The lavender ‘pearl’ studded collar that I bought as adornment did not suit her in the least.
This tempestuous streak was apparent from the very first week. Arriving in Florida after I
had proudly prodded her for miles that we were almost to paradise’, she promptly proceeded
to dig up an in-bloom Bird of Paradise plant nestled at the entranceway of our front door.
Ugh! Patience – she’s 5 months old, remember?

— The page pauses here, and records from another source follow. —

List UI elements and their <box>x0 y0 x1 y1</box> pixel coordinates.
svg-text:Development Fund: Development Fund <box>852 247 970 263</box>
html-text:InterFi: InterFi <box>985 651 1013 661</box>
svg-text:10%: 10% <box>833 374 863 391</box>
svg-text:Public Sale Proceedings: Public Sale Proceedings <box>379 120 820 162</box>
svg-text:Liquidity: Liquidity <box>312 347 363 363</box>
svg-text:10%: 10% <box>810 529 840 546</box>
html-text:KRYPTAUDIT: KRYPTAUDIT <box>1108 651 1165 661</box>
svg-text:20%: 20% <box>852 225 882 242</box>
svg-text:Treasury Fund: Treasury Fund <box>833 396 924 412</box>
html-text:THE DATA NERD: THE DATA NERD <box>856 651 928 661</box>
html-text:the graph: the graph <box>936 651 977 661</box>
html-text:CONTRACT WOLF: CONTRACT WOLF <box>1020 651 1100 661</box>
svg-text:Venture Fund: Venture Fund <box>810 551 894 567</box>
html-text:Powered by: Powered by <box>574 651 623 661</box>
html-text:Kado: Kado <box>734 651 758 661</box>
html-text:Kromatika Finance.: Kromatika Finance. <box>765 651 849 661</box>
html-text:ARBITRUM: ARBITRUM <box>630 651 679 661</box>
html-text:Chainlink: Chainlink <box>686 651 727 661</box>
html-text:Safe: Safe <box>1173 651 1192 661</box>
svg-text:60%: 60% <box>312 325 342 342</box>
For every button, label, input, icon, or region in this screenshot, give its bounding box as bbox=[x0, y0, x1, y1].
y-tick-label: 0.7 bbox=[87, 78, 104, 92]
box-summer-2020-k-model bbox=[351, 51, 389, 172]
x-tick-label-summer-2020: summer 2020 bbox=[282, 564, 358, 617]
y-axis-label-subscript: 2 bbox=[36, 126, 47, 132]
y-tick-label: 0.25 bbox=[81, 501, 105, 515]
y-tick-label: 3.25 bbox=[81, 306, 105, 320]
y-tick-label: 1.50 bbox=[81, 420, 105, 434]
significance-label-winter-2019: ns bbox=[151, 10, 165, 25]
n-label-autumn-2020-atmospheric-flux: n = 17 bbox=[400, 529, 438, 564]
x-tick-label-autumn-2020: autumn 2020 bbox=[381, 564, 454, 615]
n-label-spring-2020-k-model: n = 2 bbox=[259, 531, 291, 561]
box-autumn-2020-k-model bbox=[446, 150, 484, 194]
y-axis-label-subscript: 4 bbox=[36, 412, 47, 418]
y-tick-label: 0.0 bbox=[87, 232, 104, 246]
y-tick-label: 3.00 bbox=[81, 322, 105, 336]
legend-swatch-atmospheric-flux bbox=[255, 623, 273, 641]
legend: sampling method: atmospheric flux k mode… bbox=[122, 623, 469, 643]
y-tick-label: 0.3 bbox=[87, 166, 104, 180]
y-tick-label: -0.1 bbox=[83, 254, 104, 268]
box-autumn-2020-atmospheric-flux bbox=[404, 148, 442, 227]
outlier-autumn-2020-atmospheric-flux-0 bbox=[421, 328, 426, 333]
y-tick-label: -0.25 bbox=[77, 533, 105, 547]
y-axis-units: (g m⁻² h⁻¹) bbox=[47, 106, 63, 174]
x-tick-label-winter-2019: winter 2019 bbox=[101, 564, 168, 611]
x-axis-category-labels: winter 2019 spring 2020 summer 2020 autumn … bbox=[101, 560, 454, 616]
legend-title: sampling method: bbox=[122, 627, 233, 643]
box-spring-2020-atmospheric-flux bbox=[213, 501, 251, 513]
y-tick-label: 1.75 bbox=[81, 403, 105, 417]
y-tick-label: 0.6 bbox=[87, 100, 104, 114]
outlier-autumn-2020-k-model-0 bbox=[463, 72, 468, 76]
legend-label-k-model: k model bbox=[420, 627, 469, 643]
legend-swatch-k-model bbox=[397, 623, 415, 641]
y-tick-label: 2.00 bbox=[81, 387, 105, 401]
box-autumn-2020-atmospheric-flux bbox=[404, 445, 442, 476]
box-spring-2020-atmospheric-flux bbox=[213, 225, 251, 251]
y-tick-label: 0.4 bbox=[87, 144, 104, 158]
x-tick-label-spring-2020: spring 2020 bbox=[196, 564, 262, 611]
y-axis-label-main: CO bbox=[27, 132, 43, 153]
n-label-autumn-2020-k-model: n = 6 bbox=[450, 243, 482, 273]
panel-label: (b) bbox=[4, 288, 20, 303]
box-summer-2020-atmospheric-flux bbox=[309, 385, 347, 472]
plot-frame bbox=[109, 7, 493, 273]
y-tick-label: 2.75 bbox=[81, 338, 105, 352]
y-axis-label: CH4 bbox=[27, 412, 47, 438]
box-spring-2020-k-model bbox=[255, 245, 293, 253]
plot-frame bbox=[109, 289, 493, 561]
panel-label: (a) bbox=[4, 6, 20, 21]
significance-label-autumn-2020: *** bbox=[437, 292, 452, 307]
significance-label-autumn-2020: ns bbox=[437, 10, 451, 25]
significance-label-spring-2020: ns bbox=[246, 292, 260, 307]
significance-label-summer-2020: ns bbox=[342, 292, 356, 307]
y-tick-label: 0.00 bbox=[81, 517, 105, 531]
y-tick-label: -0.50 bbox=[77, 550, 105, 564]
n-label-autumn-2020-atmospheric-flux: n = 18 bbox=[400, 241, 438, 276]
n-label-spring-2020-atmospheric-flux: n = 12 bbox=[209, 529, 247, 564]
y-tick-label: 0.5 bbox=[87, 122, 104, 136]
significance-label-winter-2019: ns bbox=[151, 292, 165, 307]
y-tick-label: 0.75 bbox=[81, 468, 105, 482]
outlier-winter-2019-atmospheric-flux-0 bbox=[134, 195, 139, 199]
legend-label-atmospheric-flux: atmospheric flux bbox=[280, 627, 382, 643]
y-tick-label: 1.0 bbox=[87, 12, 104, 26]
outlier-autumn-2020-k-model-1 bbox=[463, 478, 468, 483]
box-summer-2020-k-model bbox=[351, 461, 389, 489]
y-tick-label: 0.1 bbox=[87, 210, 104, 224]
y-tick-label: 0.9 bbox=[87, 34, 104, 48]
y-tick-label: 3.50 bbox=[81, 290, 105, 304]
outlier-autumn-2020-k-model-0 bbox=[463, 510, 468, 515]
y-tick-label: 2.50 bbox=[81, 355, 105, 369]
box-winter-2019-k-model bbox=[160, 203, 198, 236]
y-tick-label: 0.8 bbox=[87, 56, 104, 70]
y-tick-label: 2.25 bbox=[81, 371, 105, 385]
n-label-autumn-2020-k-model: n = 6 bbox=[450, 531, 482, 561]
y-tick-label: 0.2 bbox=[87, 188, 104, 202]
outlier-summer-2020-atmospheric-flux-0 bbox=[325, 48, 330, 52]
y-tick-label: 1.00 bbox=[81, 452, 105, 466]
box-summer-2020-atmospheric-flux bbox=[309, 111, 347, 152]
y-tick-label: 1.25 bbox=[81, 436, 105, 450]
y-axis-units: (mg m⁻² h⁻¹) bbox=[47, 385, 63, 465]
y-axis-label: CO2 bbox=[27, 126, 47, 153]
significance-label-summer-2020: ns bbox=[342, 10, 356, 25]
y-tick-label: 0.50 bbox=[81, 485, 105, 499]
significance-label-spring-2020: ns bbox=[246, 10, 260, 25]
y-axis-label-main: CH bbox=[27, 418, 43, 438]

Within days, the path of destruction she left in her wake was pandemic; she pulled up
two exquisite miniature-specimen palms flanking the planter boxes in the rear deck area and
annihilated them to smithereens. Next, she escaped to the neighbors’ and dug holes in their
perfectly manicured yard. She broke leash and swam 60 yards out into the Gulf of Mexico
leaving me alone on shore to wonder if she could really swim. If there was a dog Olympiad,
this dog could have medaled in about five events.

Oh, and she had no use for female companionship. At this stage of my life, I had hoped
for a sweet girl-dog who would listen up and go with me everywhere. I longed for a dog-spirit
that would attach itself to me; what I got was a man-crazy, demon dog, into everything that
she shouldn’t and nothing that she should. My peaceful, temperate days were turned into a
nightmarish frenzy, every waking hour consumed with the prevention of destruction! She

had the uncanny ability to move North, South, East and West all at the same time. The
Professor took to calling her a blvald (pron. buh-vohl), Yiddish for by force! She was a force
of nature. It can be said that she certainly possessed a bounty of exuberance for life! And
try as I may, I was unable to break her of it!
And then there was that face. Oh, such beauty should be outlawed. The most fetching,
golden brown eyes were accentuated by thick long cream-colored lashes. That face should
have come with a remedy. She was a heartbreaker.